Why a Nominee Is Not Enough
In the life insurance sector, nominees are typically regarded as custodians of the policy proceeds, not the final beneficiaries. Creditors may still claim the proceeds upon the policyholder’s death. In 2015, a new Final Beneficiary clause was introduced, allowing policyholders to designate their spouses, children, or parents as the final nominees, protecting the proceeds from creditors. However, the policyholder can change the final beneficiary during the policy’s tenure, posing a risk. Under duress or influence, a husband could potentially change the beneficiary, disadvantaging his wife. The MWP Act provides protection in such scenarios, as it ensures that once the wife and/or children are named as beneficiaries, this cannot be altered.
Benefits of Buying Life Insurance Under the MWP Act
Purchasing life insurance under the MWP Act offers several advantages for working families:
- Enhanced Security for Your Wife: Your wife will receive the full benefit from the life insurance plan, enabling her to support herself independently.

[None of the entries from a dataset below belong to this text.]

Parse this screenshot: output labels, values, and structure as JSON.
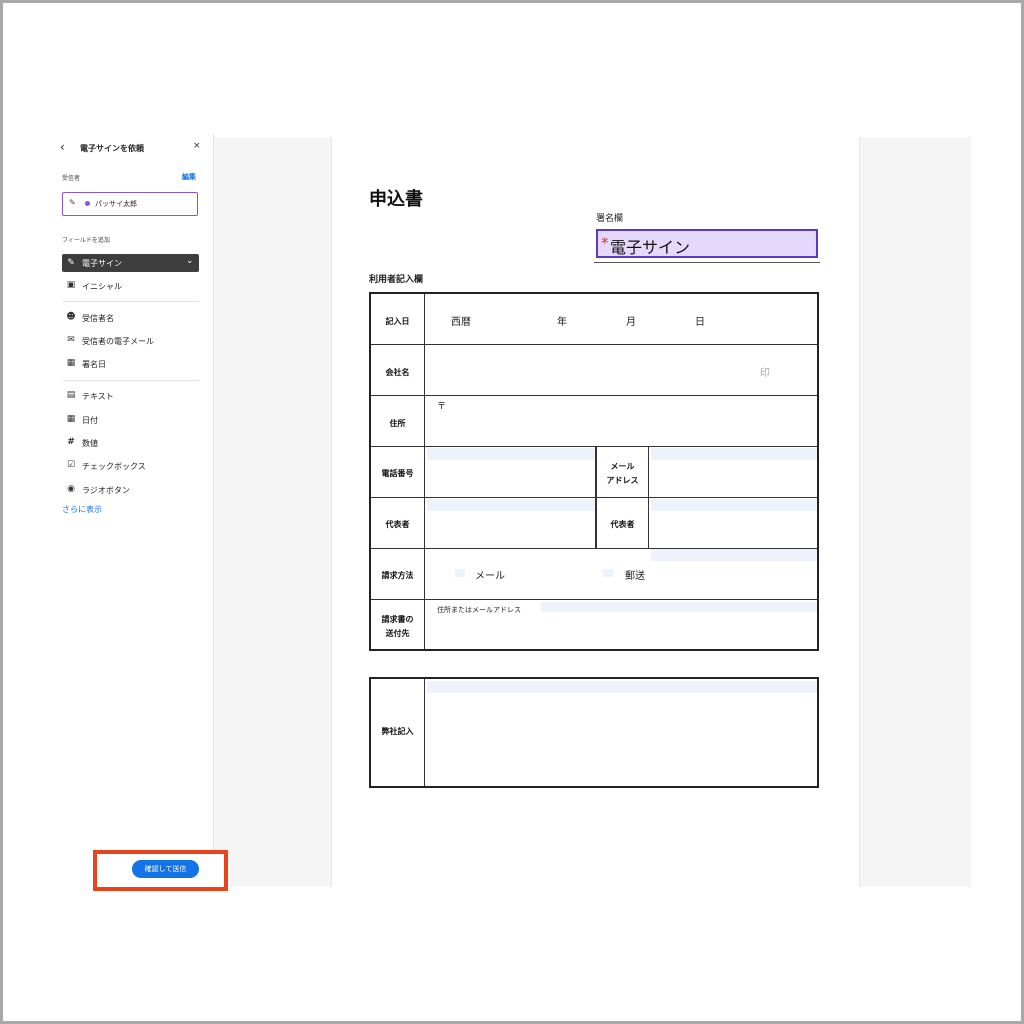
{
  "panel": {
    "title": "電子サインを依頼",
    "recipients_label": "受信者",
    "edit_link": "編集",
    "recipient_name": "パッサイ太郎",
    "add_field_label": "フィールドを追加",
    "fields": {
      "signature": "電子サイン",
      "initial": "イニシャル",
      "recipient_name": "受信者名",
      "recipient_email": "受信者の電子メール",
      "sign_date": "署名日",
      "text": "テキスト",
      "date": "日付",
      "number": "数値",
      "checkbox": "チェックボックス",
      "radio": "ラジオボタン"
    },
    "show_more": "さらに表示",
    "confirm_button": "確認して送信"
  },
  "document": {
    "title": "申込書",
    "signature_label": "署名欄",
    "signature_field": "電子サイン",
    "signature_required_mark": "*",
    "section_label": "利用者記入欄",
    "rows": {
      "entry_date": "記入日",
      "era": "西暦",
      "year": "年",
      "month": "月",
      "day": "日",
      "company": "会社名",
      "seal": "印",
      "address": "住所",
      "postal_mark": "〒",
      "phone": "電話番号",
      "mail_address_1": "メール",
      "mail_address_2": "アドレス",
      "representative": "代表者",
      "representative2": "代表者",
      "billing_method": "請求方法",
      "billing_mail": "メール",
      "billing_post": "郵送",
      "invoice_dest_1": "請求書の",
      "invoice_dest_2": "送付先",
      "invoice_dest_hint": "住所またはメールアドレス"
    },
    "office_use": "弊社記入"
  }
}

- Support for Your Children: Proceeds can also benefit your children, with funds allocated to meet their educational and career goals.
- Flexible Allocation: You can choose to allocate a higher portion to your spouse and a smaller portion to your children, depending on their needs, especially if they are young.
- No Need for a Separate Trust: The insurance proceeds will solely belong to your wife and children, eliminating the need for a separate trust.
- Protection from Creditors and Relatives: Other relatives or creditors cannot claim the proceeds, as they are safeguarded under the MWP Act.
- Maturity Benefits Protection: If the policy has a cash or surrender value with maturity benefits, the proceeds will go to the beneficiaries, even if the policyholder survives the tenure.
Concluding Notes
The MWP Act adds an extra layer of security and protection for working families opting for life insurance to safeguard their loved ones financially. By preparing in advance, you can ensure that your family is protected in even the most unexpected situations.